Open war was renewed, and both in Normandy and in the south Edward triumphed. The Black Prince, as he was called, King Edward's eldest son, the Prince of Wales, conquered more than all that England claimed in and around the troubadours' Langue d'oc and won the wonderful victory of Poitiers in which he took captive the French king. Again a truce, all in England's favour, was made. Once more war broke out, aroused as usual by the discontent of the French nobles; but this time it was discontent, on the part of those nobles of the south who had long been under the suzerainty of the French king, with the foreign rule of England.

We have mentioned two great battles won by the English, Crécy and Poitiers. They deserve a few words more, for they marked a big change in the military story.

Mediæval armour

The ideal of the formidable fighting engine during all the earlier years of those Middle Ages of which we are speaking now, was the knight, in armour clad. Up to the fourteenth century it was armour of mail, that is to say of rings of steel connected with each other and so forming a flexible covering, and yet able to keep out a moderate sword thrust or arrow shot. During the course of the fourteenth century the armour became more solid and weighty, with plates of metal instead of the mail. The horse, as well as the knight, was thus plated, and, so defended, neither could easily be hurt by the weapons then in use. Horse and man together were so heavy that they could bear down, in their charge, a great force of men on foot. Therefore they were so feared that a very small number of the heavy cavalry could put to flight, and to death, a very much larger number of infantry.

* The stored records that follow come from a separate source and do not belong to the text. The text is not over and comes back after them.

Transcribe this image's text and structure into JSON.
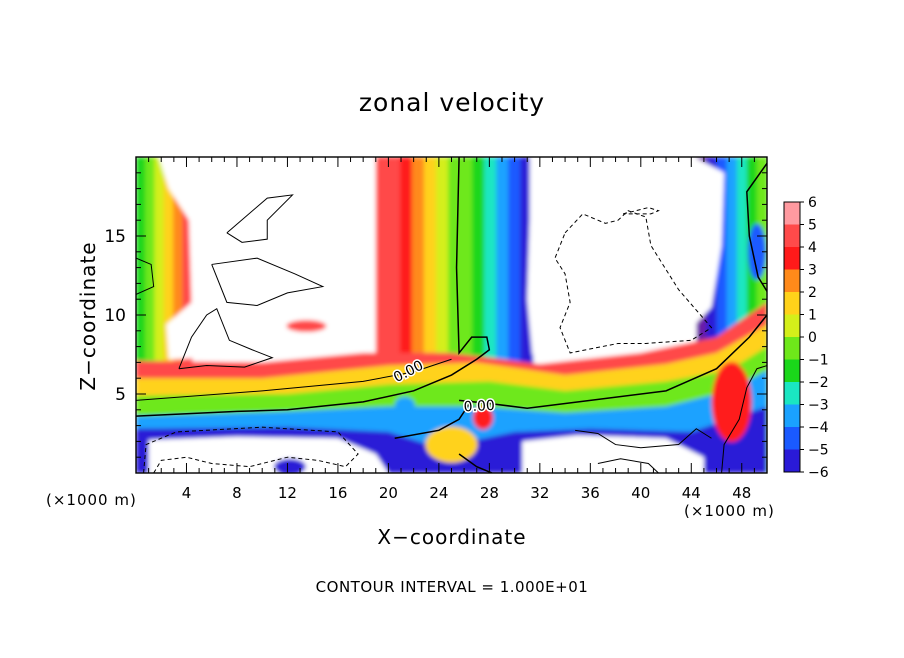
{
  "chart_data": {
    "type": "heatmap",
    "title": "zonal velocity",
    "xlabel": "X−coordinate",
    "ylabel": "Z−coordinate",
    "x_unit_left": "(×1000 m)",
    "x_unit_right": "(×1000 m)",
    "xlim": [
      0,
      50
    ],
    "ylim": [
      0,
      20
    ],
    "xticks": [
      4,
      8,
      12,
      16,
      20,
      24,
      28,
      32,
      36,
      40,
      44,
      48
    ],
    "yticks": [
      5,
      10,
      15
    ],
    "colorbar": {
      "levels": [
        6,
        5,
        4,
        3,
        2,
        1,
        0,
        -1,
        -2,
        -3,
        -4,
        -5,
        -6
      ],
      "colors": [
        "#ff9aa0",
        "#ff4a4a",
        "#ff1a1a",
        "#ff8a1a",
        "#ffd21a",
        "#d4ef1a",
        "#6ee81a",
        "#1ad71a",
        "#1ae6c2",
        "#1aa2ff",
        "#1a5aff",
        "#2a1ad7",
        "#6a1aa8"
      ],
      "labels": [
        "6",
        "5",
        "4",
        "3",
        "2",
        "1",
        "0",
        "−1",
        "−2",
        "−3",
        "−4",
        "−5",
        "−6"
      ]
    },
    "contour_labels": [
      "0.00",
      "0.00"
    ],
    "contour_interval": "CONTOUR INTERVAL = 1.000E+01"
  }
}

But this weight of armour made them very unwieldy. If they fell from their horses they could only regain the saddle with great difficulty. The Crusades, taking these heavy armed knights into the scorching sun of the East and nearly baking them alive within their armour plates, must have taught them some of the disadvantages of this weighty armour. But what taught the English, in the first place, that the heavy armed cavalry was not as invincible as was commonly thought at that time, was the lesson learnt in their wars against Scotland. The Scots had adopted the plan of putting pikemen, with long pikes, in the forefront of their battle. The English heavy horse charged on these, but the pikes kept them back; and, all the while, lightly armed archers on either flank poured in showers of arrows to the destruction of horse and man.

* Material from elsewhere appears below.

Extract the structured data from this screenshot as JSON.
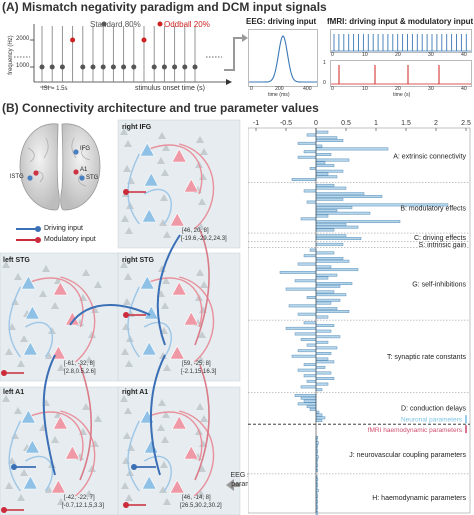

That was the manner in which the Scots several times had beaten the English. The English, taught by these reverses against the Scots, adopted just the same order of battle against the French at Crécy and also at Poitiers. And they had an astonishing success. In both battles the enemy was in far larger numbers, but the pikemen stood firm and held back the French cavalry, which charged again and again, and all the while the famous archers of England poured in arrows, from either side, with the long bow.

These battles meant more than victories of the English over the French. They were victories of the common soldier, the foot soldier, over the knight and the cavalry. They took away, at a blow, much of the awe with which the knight in armour had been regarded. Doubtless they added something to the self-respect of the foot soldier as they must have diminished something of the pride of the other. They led, too, to a lighter arming of the cavalry which made the horsemen quicker in movement and less clumsy.